Извините, что я на десять минут занял ваше внимание. То, что я хотел сказать — и не только сегодня, а и раньше, — невозможно было изложить короче. И я должен был сказать это, прежде чем уйду отсюда.
Возможно, вы спросите: ну, а где же, так сказать, позитивные начала? Не ищите ответа. Для меня едва ли не все ответы давно стали подозрительными. Правильно поставить вопросы — это уже большой шаг вперед. Так, как их поставил перед нами этот мальчик. Помните, пожалуйста, об этом.
Нелишне заявить, что мое предложение присовокупить к выпускному свидетельству Рулля премию — наградить его книгой — было высказано вполне серьезно. Настолько же серьезно, насколько серьезна моя решимость со всей энергией противиться исключению Рулля.

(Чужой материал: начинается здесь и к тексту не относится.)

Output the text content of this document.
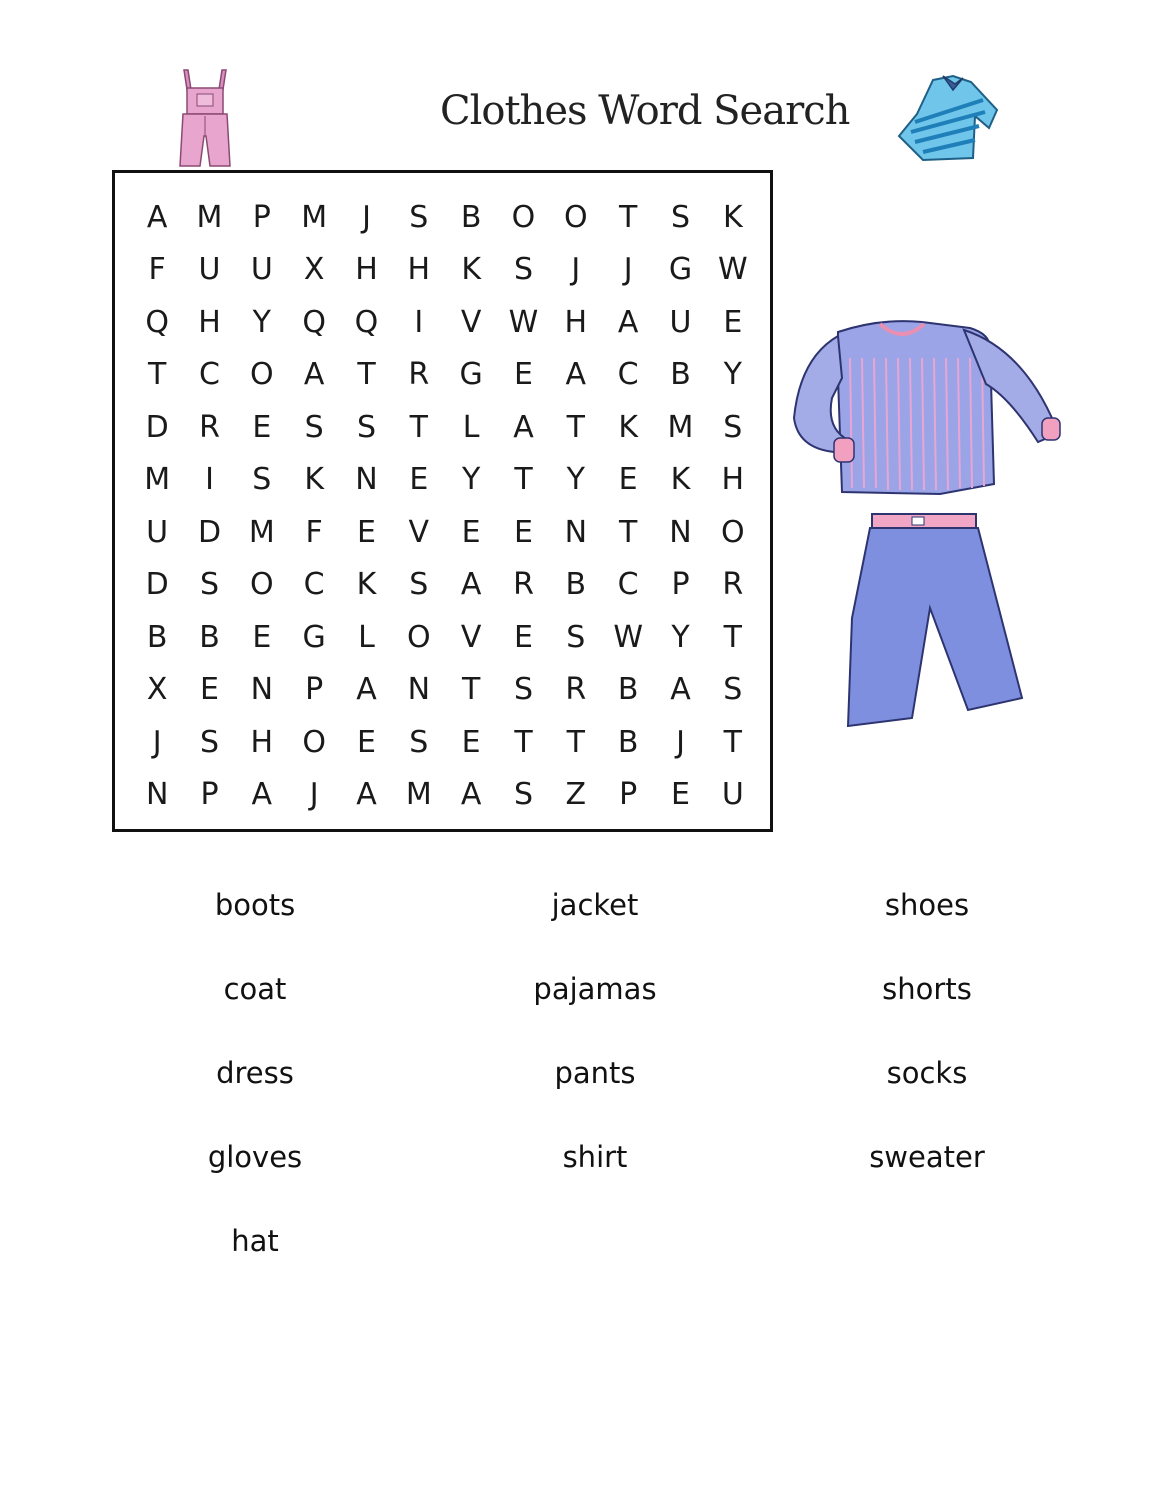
Clothes Word Search
A M	P	M	J	S	B	O O	T	S	K
F	U	U	X	H H	K	S	J	J	G W
Q H	Y	Q Q	I	V W H	A	U	E
T	C	O	A	T	R	G	E	A	C	B	Y
D	R	E	S	S	T	L	A	T	K M S
M	I	S	K	N	E	Y	T	Y	E	K	H
U D M	F	E	V	E	E	N	T	N O
D	S	O	C	K	S	A	R	B	C	P	R
B	B	E	G	L	O	V	E	S W Y	T
X	E	N	P	A	N	T	S	R	B	A	S
J	S	H O	E	S	E	T	T	B	J	T
N	P	A	J	A M A	S	Z	P	E	U
boots
coat
dress
gloves
hat
jacket
pajamas
pants
shirt
shoes
shorts
socks
sweater
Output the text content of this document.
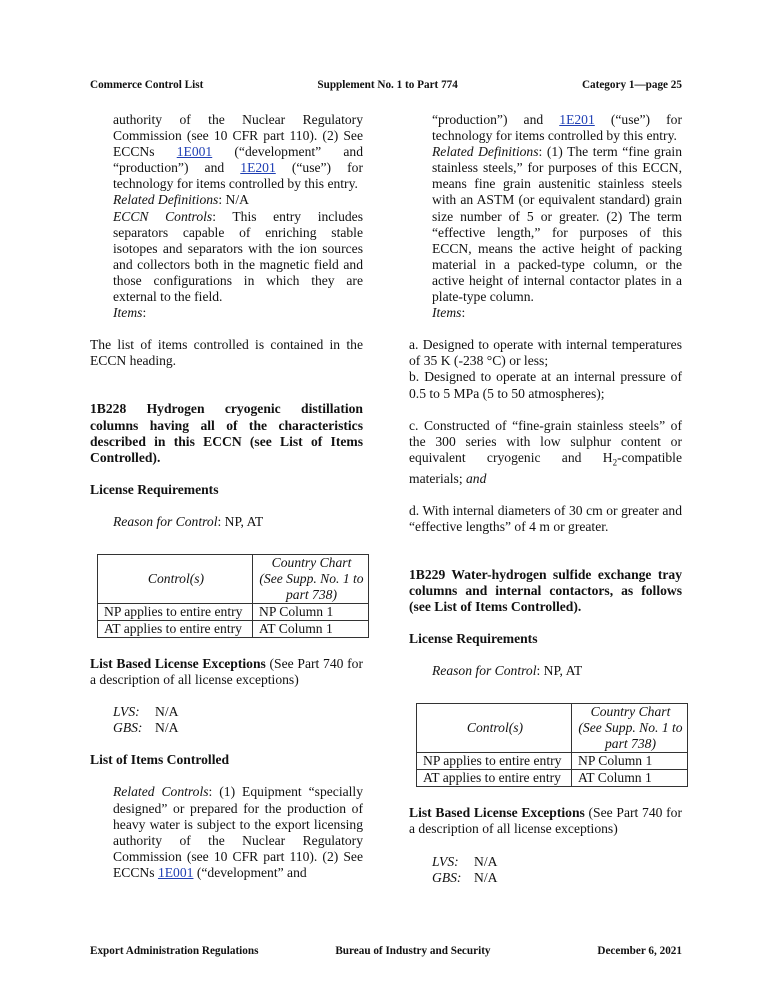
Commerce Control List	Supplement No. 1 to Part 774	Category 1—page 25

authority of the Nuclear Regulatory Commission (see 10 CFR part 110). (2) See ECCNs 1E001 (“development” and “production”) and 1E201 (“use”) for technology for items controlled by this entry.

Related Definitions: N/A

ECCN Controls: This entry includes separators capable of enriching stable isotopes and separators with the ion sources and collectors both in the magnetic field and those configurations in which they are external to the field.

Items:

The list of items controlled is contained in the ECCN heading.

1B228 Hydrogen cryogenic distillation columns having all of the characteristics described in this ECCN (see List of Items Controlled).

License Requirements

Reason for Control: NP, AT

Control(s)	Country Chart (See Supp. No. 1 to part 738)
NP applies to entire entry	NP Column 1
AT applies to entire entry	AT Column 1

List Based License Exceptions (See Part 740 for a description of all license exceptions)

LVS:	N/A
GBS: N/A

List of Items Controlled

Related Controls: (1) Equipment “specially designed” or prepared for the production of heavy water is subject to the export licensing authority of the Nuclear Regulatory Commission (see 10 CFR part 110). (2) See ECCNs 1E001 (“development” and

“production”) and 1E201 (“use”) for technology for items controlled by this entry.

Related Definitions: (1) The term “fine grain stainless steels,” for purposes of this ECCN, means fine grain austenitic stainless steels with an ASTM (or equivalent standard) grain size number of 5 or greater. (2) The term “effective length,” for purposes of this ECCN, means the active height of packing material in a packed-type column, or the active height of internal contactor plates in a plate-type column.

Items:

a. Designed to operate with internal temperatures of 35 K (-238 °C) or less;

b. Designed to operate at an internal pressure of 0.5 to 5 MPa (5 to 50 atmospheres);

c. Constructed of “fine-grain stainless steels” of the 300 series with low sulphur content or equivalent cryogenic and $H_2$-compatible materials; and

d. With internal diameters of 30 cm or greater and “effective lengths” of 4 m or greater.

1B229 Water-hydrogen sulfide exchange tray columns and internal contactors, as follows (see List of Items Controlled).

License Requirements

Reason for Control: NP, AT

Control(s)	Country Chart (See Supp. No. 1 to part 738)
NP applies to entire entry	NP Column 1
AT applies to entire entry	AT Column 1

List Based License Exceptions (See Part 740 for a description of all license exceptions)

LVS:	N/A
GBS: N/A
Export Administration Regulations	Bureau of Industry and Security	December 6, 2021
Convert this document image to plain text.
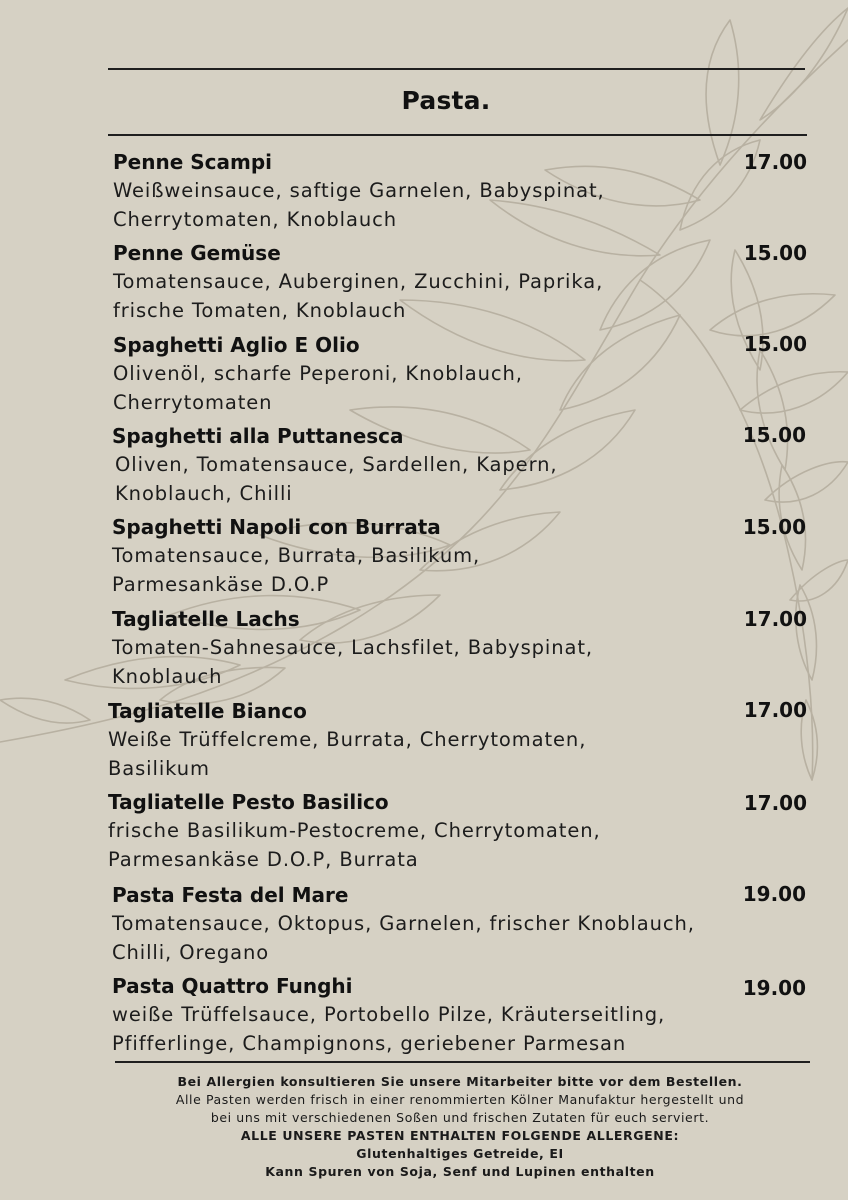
Pasta.
Penne Scampi
Weißweinsauce, saftige Garnelen, Babyspinat,
Cherrytomaten, Knoblauch
17.00
Penne Gemüse
Tomatensauce, Auberginen, Zucchini, Paprika,
frische Tomaten, Knoblauch
15.00
Spaghetti Aglio E Olio
Olivenöl, scharfe Peperoni, Knoblauch,
Cherrytomaten
15.00
Spaghetti alla Puttanesca
Oliven, Tomatensauce, Sardellen, Kapern,
Knoblauch, Chilli
15.00
Spaghetti Napoli con Burrata
Tomatensauce, Burrata, Basilikum,
Parmesankäse D.O.P
15.00
Tagliatelle Lachs
Tomaten-Sahnesauce, Lachsfilet, Babyspinat,
Knoblauch
17.00
Tagliatelle Bianco
Weiße Trüffelcreme, Burrata, Cherrytomaten,
Basilikum
17.00
Tagliatelle Pesto Basilico
frische Basilikum-Pestocreme, Cherrytomaten,
Parmesankäse D.O.P, Burrata
17.00
Pasta Festa del Mare
Tomatensauce, Oktopus, Garnelen, frischer Knoblauch,
Chilli, Oregano
19.00
Pasta Quattro Funghi
weiße Trüffelsauce, Portobello Pilze, Kräuterseitling,
Pfifferlinge, Champignons, geriebener Parmesan
19.00
Bei Allergien konsultieren Sie unsere Mitarbeiter bitte vor dem Bestellen.
Alle Pasten werden frisch in einer renommierten Kölner Manufaktur hergestellt und
bei uns mit verschiedenen Soßen und frischen Zutaten für euch serviert.
ALLE UNSERE PASTEN ENTHALTEN FOLGENDE ALLERGENE:
Glutenhaltiges Getreide, EI
Kann Spuren von Soja, Senf und Lupinen enthalten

— Договорился! — сказал Нонненрот. — Псалом Давида, переживающего великое искушение.
— Хотел бы я иметь такого адвоката, как вы, коллега Грёневольд, тогда можно спокойно воровать серебряные ложки, — сказал Крюн.
Хюбенталь выколачивал свою погасшую трубку.
— Знаете, что это такое? Это педагогический мазохизм.
— Кто своевременно начнет лизать задницы своих учеников, тот имеет шансы выжить, — протявкал Нонненрот и захохотал так, что слезы выступили у него на глазах:
— Тогда поторопись, Вилли. А то место будет занято.
— Стало быть, и на педагогическом фронте бывает дезертирство, — сказал Випенкатен.
— Господа! — воскликнул Гнуц и опять постучал своим перстнем по столу. — Господа! В школе, руководство которой осуществляется на демократических началах, каждый имеет право высказать свое мнение, даже если оно не устраивает большинство членов коллегии или руководство школы. И потому я выслушал речь коллеги Грёневольда в защиту Рулля, не перебивая, что далось мне, впрочем, нелегко. Но теперь я хотел бы заявить со всей решительностью следующее: смотреть на вещи так, как вы, уважаемый коллега, означает ставить школу с ног на голову и объявлять анархию порядком! Со своими педагогическими пристрастиями можно ведь зайти и слишком далеко, дорогой коллега Грёневольд. Я убежден, что, если бы вы проработали здесь у нас лет десять, вы неизбежно уяснили бы себе, что этот дух товарищества между учителем и учениками, который в конечном итоге является целью всех наших устремлений, этот дух является, по существу, абсолютно нереальным и оторванным от жизни. Вы со своими коллаборационистскими идеями совершенно игнорируете то обстоятельство, что ученика, помимо всего прочего, нужно воспитывать, господин коллега Грёневольд! У нас здесь не высшее учебное заведение для одержимых и анархистов. Мы несем ответственность за то, чтобы эти юноши позднее смогли как настоящие мужчины включиться в жизнь и найти свое место в любой жизненной ситуации. Этому они должны научиться, к этому их надо готовить. Иначе мы воспитаем из них не полезных членов нашего общества, а пустых чурбанов и кляузников, как этот Рулль! Вспомните слова Гельдерлина: «О знатоки людей! С детьми они подлаживаются под детей, но дерево и ребенок ищут, что выше их». Ну, у вас иные планы на будущее, уважаемый коллега, и, может быть, этот педсовет нечто вроде прощания. Я, во всяком случае, был искренне рад вашему усердию и вашим тесным контактам с молодежью. У кого в нашей профессии нет этой страсти, господа, тому не поможет и опыт, хотя он и растет от года к году.